In the first conversation I had with my boyfriend after discovering digital gardening, I expressed my need to break free from doomscrolling and content that I did not have time to or was unwilling to digest and process. Nowadays, it is so easy to be sucked into a mode of consumption which destroys the individual and aims to replace it was an advertisement machine, a brain-dead puppet for corporations to tramp on. Digital gardening and the process of taking notes and consuming content mindfully breaks from the bad habit of scrolling and offers a space to speak at length and get lost in thoughts.
Indeed, we are all fatigued by fast-paced commercial media, and we forget that the media we consume is what shapes us, not only as artists but also as individuals. Therefore, it is not really about consuming less, but about consuming more mindfully, and taking ownership of the thoughts provoked by the media we consume. We should not only let it change us, we should be critical thinkers who engage in a conversation with the art and the media that goes through us. We should disagree, add onto, reflect, and put in the work to cultivate ourselves mindfully. Anna Howard 3 puts forward the idea that a way to become more creative is to take notes. My main take-away from her video was that her idea of taking notes was akin to creating through thinking original thoughts and writing them down. It is no longer about copy-pasting content from an article or film. It is about digesting, reformulating, conversing with the art. The note taking that she does is less about the actual content of the media and more about her own vision of the world. It is inspired by it of course, but she makes it hers through the act of note taking. It is in my opinion very similar to the process of creation, through which we let ourselves be influenced by the works of others, and "digest them", mash them all down, mix and churn them into something uniquely ours.

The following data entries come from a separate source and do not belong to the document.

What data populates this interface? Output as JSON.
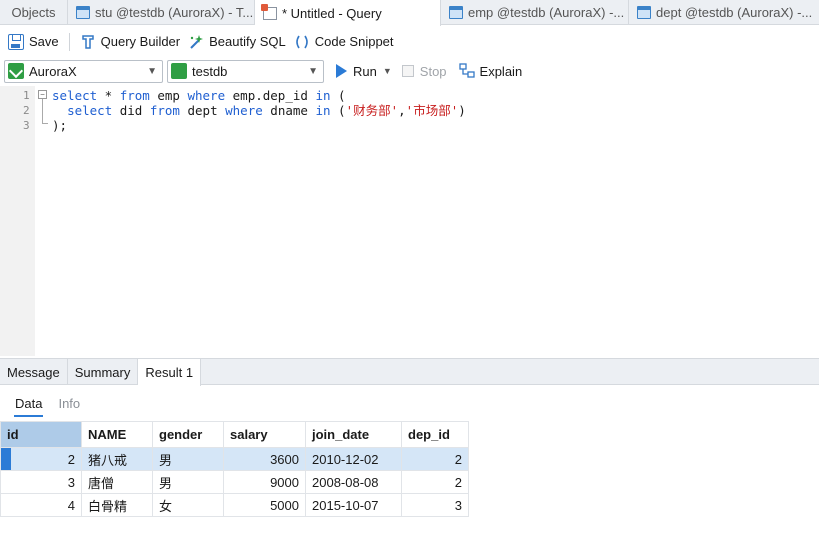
{
  "tabs": [
    {
      "label": "Objects",
      "icon": ""
    },
    {
      "label": "stu @testdb (AuroraX) - T...",
      "icon": "table-icon"
    },
    {
      "label": "* Untitled - Query",
      "icon": "query-icon"
    },
    {
      "label": "emp @testdb (AuroraX) -...",
      "icon": "table-icon"
    },
    {
      "label": "dept @testdb (AuroraX) -...",
      "icon": "table-icon"
    }
  ],
  "toolbar": {
    "save": "Save",
    "query_builder": "Query Builder",
    "beautify": "Beautify SQL",
    "code_snippet": "Code Snippet"
  },
  "toolbar2": {
    "connection": "AuroraX",
    "database": "testdb",
    "run": "Run",
    "stop": "Stop",
    "explain": "Explain"
  },
  "editor": {
    "line_numbers": [
      "1",
      "2",
      "3"
    ]
  },
  "result_tabs": [
    "Message",
    "Summary",
    "Result 1"
  ],
  "sub_tabs": [
    "Data",
    "Info"
  ],
  "grid": {
    "columns": [
      "id",
      "NAME",
      "gender",
      "salary",
      "join_date",
      "dep_id"
    ],
    "rows": [
      [
        "2",
        "猪八戒",
        "男",
        "3600",
        "2010-12-02",
        "2"
      ],
      [
        "3",
        "唐僧",
        "男",
        "9000",
        "2008-08-08",
        "2"
      ],
      [
        "4",
        "白骨精",
        "女",
        "5000",
        "2015-10-07",
        "3"
      ]
    ]
  },
  "colors": {
    "keyword": "#1f5fd1",
    "string": "#c81e1e",
    "selection": "#d5e6f7",
    "accent": "#2b7bd6"
  }
}
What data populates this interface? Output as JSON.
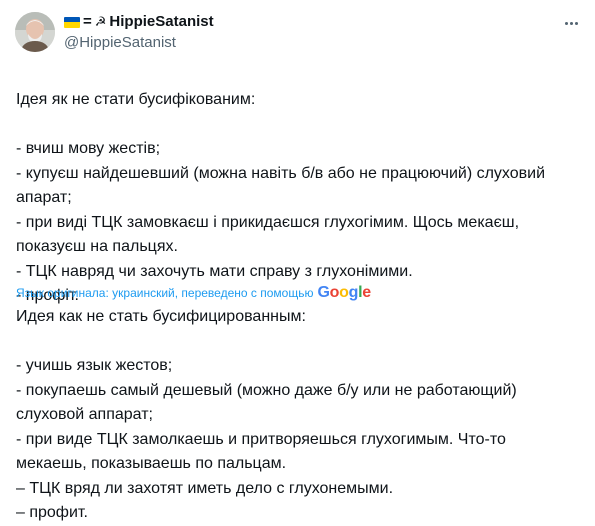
{
  "author": {
    "prefix_emoji": "🇺🇦",
    "prefix_symbols": "=",
    "prefix_hammer": "☭",
    "display_name": "HippieSatanist",
    "handle": "@HippieSatanist"
  },
  "tweet": {
    "original_lines": [
      "Ідея як не стати бусифікованим:",
      "",
      "- вчиш мову жестів;",
      "- купуєш найдешевший (можна навіть б/в або не працюючий) слуховий",
      "апарат;",
      "- при виді ТЦК замовкаєш і прикидаєшся глухогімим. Щось мекаєш,",
      "показуєш на пальцях.",
      "- ТЦК навряд чи захочуть мати справу з глухонімими.",
      "- профіт."
    ],
    "translation_note": "Язык оригинала: украинский, переведено с помощью",
    "translation_provider": "Google",
    "translated_lines": [
      "Идея как не стать бусифицированным:",
      "",
      "- учишь язык жестов;",
      "- покупаешь самый дешевый (можно даже б/у или не работающий)",
      "слуховой аппарат;",
      "- при виде ТЦК замолкаешь и притворяешься глухогимым. Что-то",
      "мекаешь, показываешь по пальцам.",
      "– ТЦК вряд ли захотят иметь дело с глухонемыми.",
      "– профит."
    ]
  },
  "colors": {
    "text": "#0f1419",
    "secondary": "#536471",
    "link": "#1d9bf0",
    "flag_blue": "#0057b7",
    "flag_yellow": "#ffd700"
  },
  "icons": {
    "more": "more-horizontal-icon",
    "avatar": "avatar-photo"
  }
}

At their core, digital gardens rebel against the idea of what a website "should be" or "should look like". They aspire to be less perfect and performative than the usual blog or wiki, which we have been taught should look professional, official, consistent. But I am not a "tiny corporation" 4 . I am not politically correct, I am not objective, I am not fixed in time. I can choose to revolt against this limited view of humanity. Like ourselves, digital gardens are imperfect, unconventional, ground-breakingly unique, and in constant evolution. We are not are not structured by the subjunctive. We simply are, in all of our messiness and imperfection. This is what makes them so beautiful. Digital gardens capture the experience of picking at someone's brain and unveiling patterns and connections.
Finally, they allow themselves to be incomplete and biased. Writing with a partial and situa voice is a difficult exercise for my perfectionist self, but it is a healthy one. The mythical idea of perfection is against our human nature of evolution and change, and it is founded in authoritarian, objectivist and hierarchical views of knowledge. It is the birth of inequality. We all have a voice and a perspective, and we all grow and let ourselves be influenced by others. As such, no writing should have the pretension of holding the complete truth. The digital garden positions itself as a human piece of writing.